Para fundar un convento y hospital se necesitaban medios, dineros, un mecenas que aportase los terrenos y maravedís necesarios para la edificación, un fundador que creyese en el proyecto; y no le faltó nada de eso al laborioso fraile. El fundador lo encontró en el notario de Melide Ferrán López, su primer fundador, junto a su mujer Aldara Gonzálvez, quien seguramente puso su condición, tal como exigían los primeros fundadores en otros conventos, quienes solicitaban ser enterrados en ellos, allí se encuentra su sepultura, tras el retablo mayor. La ayuda económica le vino de la mano del conde don Pedro de Trastámara que entregó bienes y diez dezmeros excusados para que aportasen lo necesario para el mantenimiento futuro del convento. Pero otros muchos acudieron en su ayuda, Andrés Sánchez de Gres entregó donaciones, mandas y limosnas; el obispo de Mondoñedo en cuya jurisdicción eclesiástica se encuadra el convento, concedió gracias y mercedes. Sobre todas ellas, la guarda, defensa y encomienda del rey Enrique II.

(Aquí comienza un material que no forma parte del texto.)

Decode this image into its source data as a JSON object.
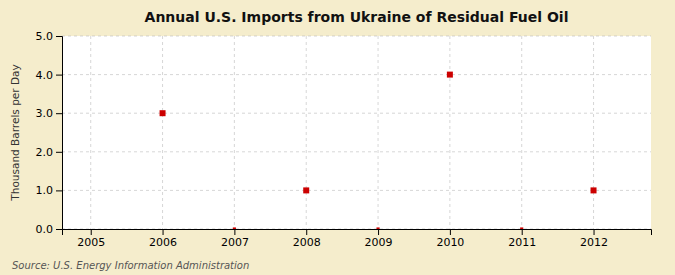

Una vez fundado el convento y hospital de Sancti Spiritus de Melide recibió a pobres y peregrinos que descansaron al amparo y hospitalidad de los monjes terceros franciscanos. Allí no faltó comida, ni refugio, ni consuelo para los cansados peregrinos que ya sentían próximo al Apóstol y su redención en el camino recorrido.

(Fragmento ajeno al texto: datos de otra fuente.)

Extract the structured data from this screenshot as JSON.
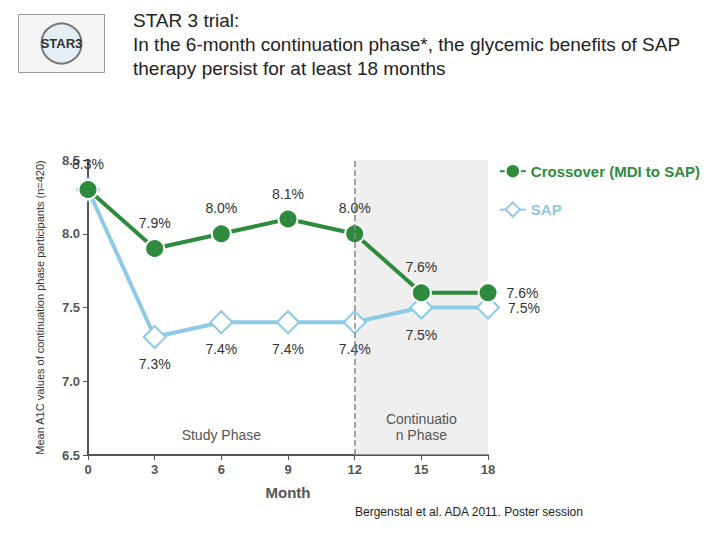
{
  "chart_data": {
    "type": "line",
    "title": "STAR 3 trial:",
    "subtitle": "In the 6-month continuation phase*, the glycemic benefits of SAP therapy persist for at least 18 months",
    "xlabel": "Month",
    "ylabel": "Mean A1C values of continuation phase participants (n=420)",
    "x": [
      0,
      3,
      6,
      9,
      12,
      15,
      18
    ],
    "xlim": [
      0,
      18
    ],
    "xticks": [
      0,
      3,
      6,
      9,
      12,
      15,
      18
    ],
    "ylim": [
      6.5,
      8.5
    ],
    "yticks": [
      6.5,
      {
        "value": 7,
        "label": "7.0"
      },
      7.5,
      {
        "value": 8,
        "label": "8.0"
      },
      8.5
    ],
    "grid": false,
    "legend": "right",
    "data_labels": true,
    "series": [
      {
        "name": "Crossover (MDI to SAP)",
        "color": "#2e8b3e",
        "marker": "circle",
        "values": [
          8.3,
          7.9,
          8.0,
          8.1,
          8.0,
          7.6,
          7.6
        ],
        "value_labels": [
          "8.3%",
          "7.9%",
          "8.0%",
          "8.1%",
          "8.0%",
          "7.6%",
          "7.6%"
        ]
      },
      {
        "name": "SAP",
        "color": "#8ecae6",
        "marker": "diamond",
        "values": [
          8.3,
          7.3,
          7.4,
          7.4,
          7.4,
          7.5,
          7.5
        ],
        "value_labels": [
          null,
          "7.3%",
          "7.4%",
          "7.4%",
          "7.4%",
          "7.5%",
          "7.5%"
        ]
      }
    ],
    "phases": [
      {
        "label": "Study Phase",
        "range": [
          0,
          12
        ]
      },
      {
        "label": "Continuation Phase",
        "range": [
          12,
          18
        ]
      }
    ],
    "annotations": {
      "logo": "STAR3",
      "source": "Bergenstal et al. ADA 2011. Poster session"
    }
  }
}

En la capilla de Santa Catalina se encuentra la sepultura de don Alfonso Vázquez de Insua, señor del Pazo de Vilar de Ferreiros, año de 1419, ataviado con armadura de caballero, que entregó números bienes al convento, y la de su mujer Teresa Rodríguez, en el fondo de la iglesia.
Es el conde de Monterrei, don Sancho Sánchez de Ulloa, quien mandó reconstruir la iglesia del convento que conocemos en la actualidad en el año de 1498, en memoria de su madre doña Inés de Castro, para lo que utilizó la piedra del castillo de Castro, destruido tras la Guerra Irmandiña. Allí quedaron enterradas las dos mujeres de su padre don Lope Sánchez de Ulloa, en la parte de la Epístola la primera, doña Leonor de Mendoza, fallecida el año de 1436; en el lado del Evangelio la segunda, doña Inés de Castro, que falleció el año de 1490.

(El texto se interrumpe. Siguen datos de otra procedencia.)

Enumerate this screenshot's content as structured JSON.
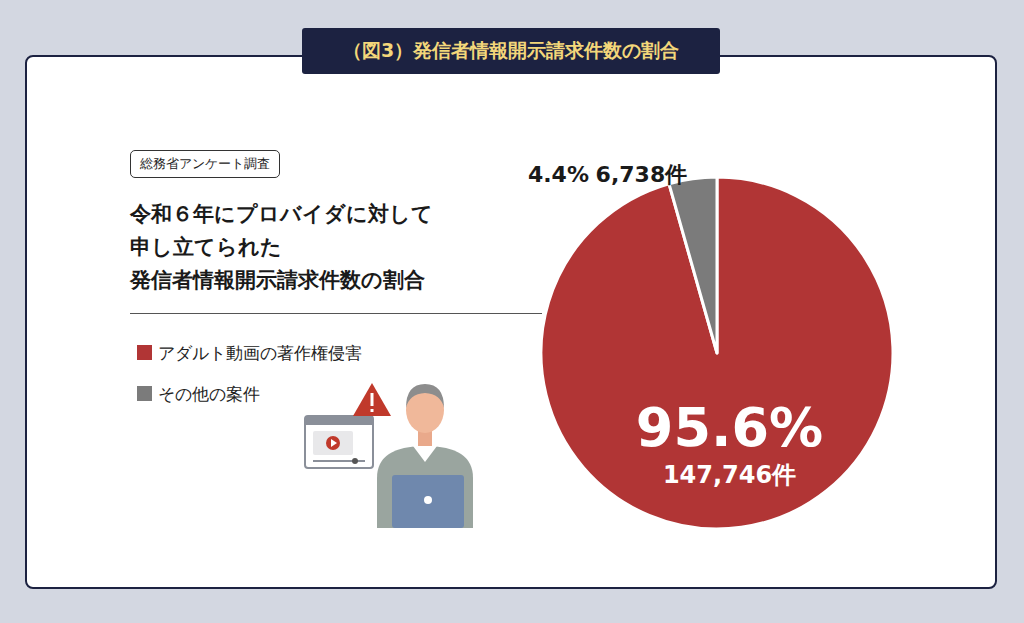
{
  "chart_data": {
    "type": "pie",
    "title": "（図3）発信者情報開示請求件数の割合",
    "badge": "総務省アンケート調査",
    "subtitle": [
      "令和６年にプロバイダに対して",
      "申し立てられた",
      "発信者情報開示請求件数の割合"
    ],
    "categories": [
      "アダルト動画の著作権侵害",
      "その他の案件"
    ],
    "values": [
      95.6,
      4.4
    ],
    "value_labels": [
      "95.6%",
      "4.4%"
    ],
    "counts": [
      147746,
      6738
    ],
    "count_labels": [
      "147,746件",
      "6,738件"
    ],
    "colors": [
      "#b13535",
      "#7b7b7b"
    ],
    "data_labels": true,
    "legend": "left"
  }
}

De la destrucción de Melide tras la Guerra Irmandiña dio cuenta el gran viajero de finales del siglo XV, Hermann Künig, que partiendo del monasterio de Eynsedeln en el centro de Suiza, llegó hasta Compostela, en un recorrido de más de 2.400 km, regresando hasta Aquisgrán en un recorrido de otros tantos. Dice en su libro de viaje: Después, te aconsejo que cruces el puente al lado de los baños, tendrás desde ahí nueve leguas hasta la ciudad destruida.
Este importante lugar que tantos insignes caballeros han pisado, que tantos miles de peregrinos que recorren el Camino de Santiago han alcanzado y alcanzan cada día, es el lugar que nuestra Orden del Camino de Santiago utiliza para que las damas y caballeros se conviertan en humildes peregrinos el domingo anterior a la fiesta del Apóstol.